Syllabus

ENGL 21001

SPRING 2019

Classroom: NAC 1/301Y

Class Meeting Times: Monday and Wednesday 9:30-10:45pm
Instructor: Yolande Brener ybrener@ccny.cuny.edu

Office Location: 6/252

Office Hours: By appointment


Course Description:
This is an English composition course designed for students who are interested in pursuing careers in the humanities, such as literature, linguistics, foreign languages, history, classics, philosophy, art history, gender studies, music, and dramatic arts. In this course, you will be exposed to academic writing, as well as writing that you may encounter in other professional settings.
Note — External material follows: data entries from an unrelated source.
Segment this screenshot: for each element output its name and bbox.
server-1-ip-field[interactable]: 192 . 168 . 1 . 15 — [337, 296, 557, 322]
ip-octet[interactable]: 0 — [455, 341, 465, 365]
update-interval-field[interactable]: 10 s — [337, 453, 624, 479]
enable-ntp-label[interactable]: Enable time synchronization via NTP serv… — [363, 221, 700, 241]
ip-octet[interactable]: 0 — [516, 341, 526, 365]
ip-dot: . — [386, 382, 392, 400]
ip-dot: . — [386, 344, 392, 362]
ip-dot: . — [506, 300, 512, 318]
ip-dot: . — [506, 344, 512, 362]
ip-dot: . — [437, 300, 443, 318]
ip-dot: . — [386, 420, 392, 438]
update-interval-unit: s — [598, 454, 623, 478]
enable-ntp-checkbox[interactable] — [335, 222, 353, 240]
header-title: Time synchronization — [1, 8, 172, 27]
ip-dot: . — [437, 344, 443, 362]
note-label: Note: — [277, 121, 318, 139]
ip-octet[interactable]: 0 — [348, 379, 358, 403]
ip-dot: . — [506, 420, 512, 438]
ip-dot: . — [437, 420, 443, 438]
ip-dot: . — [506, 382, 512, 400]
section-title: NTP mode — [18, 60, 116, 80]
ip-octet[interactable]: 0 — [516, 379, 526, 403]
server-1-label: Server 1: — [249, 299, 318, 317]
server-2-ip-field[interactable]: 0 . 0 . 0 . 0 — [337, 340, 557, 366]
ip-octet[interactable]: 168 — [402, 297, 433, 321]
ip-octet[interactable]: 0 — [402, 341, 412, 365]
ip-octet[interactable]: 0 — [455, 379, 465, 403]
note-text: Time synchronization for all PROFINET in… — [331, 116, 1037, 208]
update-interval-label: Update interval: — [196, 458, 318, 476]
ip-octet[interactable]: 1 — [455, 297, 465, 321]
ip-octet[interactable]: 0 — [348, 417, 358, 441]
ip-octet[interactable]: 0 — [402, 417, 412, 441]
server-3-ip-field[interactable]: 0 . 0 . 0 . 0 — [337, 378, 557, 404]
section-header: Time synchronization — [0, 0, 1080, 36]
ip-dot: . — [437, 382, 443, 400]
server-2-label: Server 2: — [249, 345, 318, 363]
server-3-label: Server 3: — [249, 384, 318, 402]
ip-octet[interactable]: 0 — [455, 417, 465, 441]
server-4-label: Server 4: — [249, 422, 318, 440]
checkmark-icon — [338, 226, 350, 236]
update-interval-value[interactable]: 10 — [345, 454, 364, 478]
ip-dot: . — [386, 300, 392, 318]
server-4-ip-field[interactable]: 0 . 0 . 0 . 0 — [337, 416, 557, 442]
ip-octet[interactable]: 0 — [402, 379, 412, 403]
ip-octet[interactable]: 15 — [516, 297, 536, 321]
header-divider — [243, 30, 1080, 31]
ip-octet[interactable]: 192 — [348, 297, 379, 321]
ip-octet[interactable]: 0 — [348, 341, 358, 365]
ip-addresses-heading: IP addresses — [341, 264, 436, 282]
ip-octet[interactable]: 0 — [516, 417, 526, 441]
We will study and practice several genres associated with these areas to understand the standard conventions of humanities composition, vocabulary, and style, and acquire the necessary research and communication skills that will help you in future projects outside of this class.

Keys to Success:

1. The most successful students in a general education English/Humanities course accept that they have much to gain from the course, stay on top of the reading, think critically about the reading and actively participate in class discussions.

2. Successful students, furthermore, see writing as more than the means of completing required assignments. They think of writing as not only a means of communication, but also an opportunity for reflection and a mode of personal expression. Finally, successful students see writing as a means of discovering their ideas on the subject at hand through revision.

Required Course Materials:

Active CCNY email account and Blackboard page. City College Blackboard: Other reading and writing materials, PowerPoint slideshows and videos will be posted online on BB during the semester. Please Note: You must use your CCNY email address in Bb (log in to the CCNY Portal, click Blackboard, then Update Email in the Tools menu). If you add a non-CCNY domain email address in this window, you will not receive important course announcements.

Course Learning Outcomes

During the semester, you will:

  • acknowledge your and others’ range of linguistic differences as resources, and draw on those resources to develop rhetorical sensibility
  • enhance strategies for reading, drafting, revising, editing, and self-assessment
  • negotiate your own writing goals and audience expectations regarding conventions of genre, medium, and rhetorical situation
  • develop and engage in the collaborative and social aspects of writing processes
  • engage in genre analysis and multimodal composing to explore effective writing across disciplinary contexts and beyond
  • formulate and articulate a stance through and in your writing
  • practice using various library resources, online databases, and the Internet to locate sources appropriate to your writing projects
  • strengthen your source use practices (including evaluating, integrating, quoting, paraphrasing, summarizing, synthesizing, analyzing, and citing sources)

Assignment Grade Weights

Reading and Writing Assignments (in addition to the essays): Online responses to assigned readings and comments on each other’s posts; peer review. Chapters in the Norton provide heuristics for peer review. All papers must be submitted via Blackboard as a Word document or a PDF. The Final Portfolio can be submitted as a PDF or as a CUNY Commons site.

Your final grade will consist of the following:

Resume and Cover Letter: 10%                                     Due 02/06 (one page each)

Interview 10%                                                                  Due 02/25 (600-800 words)

General Audience Project (Op-ed essay): 15%            Due 03/11 (700-900 words)

Arts Review: 15%                                                            Due 04/01 (800-1000 words)

Grant Proposal: 20%  (group project)                           Due 05/06 (1000-1250 words)

Participation/Attendance: 15%

Final Portfolio and Self-Reflection: 15%                       Due 05/08 (ref 500-700 words)

  

Course Policies

CCNY’s Statement on Community Standards

https://www.ccny.cuny.edu/studentaffairs/community-standards

Attendance

Students are expected to attend every class session of this course and to be on time. If you miss five classes, your final grade will be dropped by one-half of one letter (a 90 to an 85, for example). If you miss six classes, your final grade will be dropped one full letter. If you miss seven classes, you will not be able to pass the course. Consistent late arrivals and early departures will have a negative impact on your grade. I will notify you by email if course absences (for full or partial classes) are having an impact on your grade. If you have special circumstances, please see me. I’m happy to work with you to help you complete this course.

Student Support Services

The Writing Center, NAC Third Floor

https://www.ccny.cuny.edu/writing

The City College Writing Center offers one-on-one assistance for students working on writing assignments and projects from any discipline.

Gateway Advising Center, NAC 1/220

http://www.ccny.cuny.edu/gateway/

Students without a declared major can receive academic advising, especially if you have questions about your course of study, core requirements, etc.

Additional Policies

  • Please do not bring food or drink into the classroom.
  • Please limit use of electronic devices to course-related content.
  • Please respect your classmates and the class environment. Listen to group discussions and limit potentially distracting activities such as side conversations.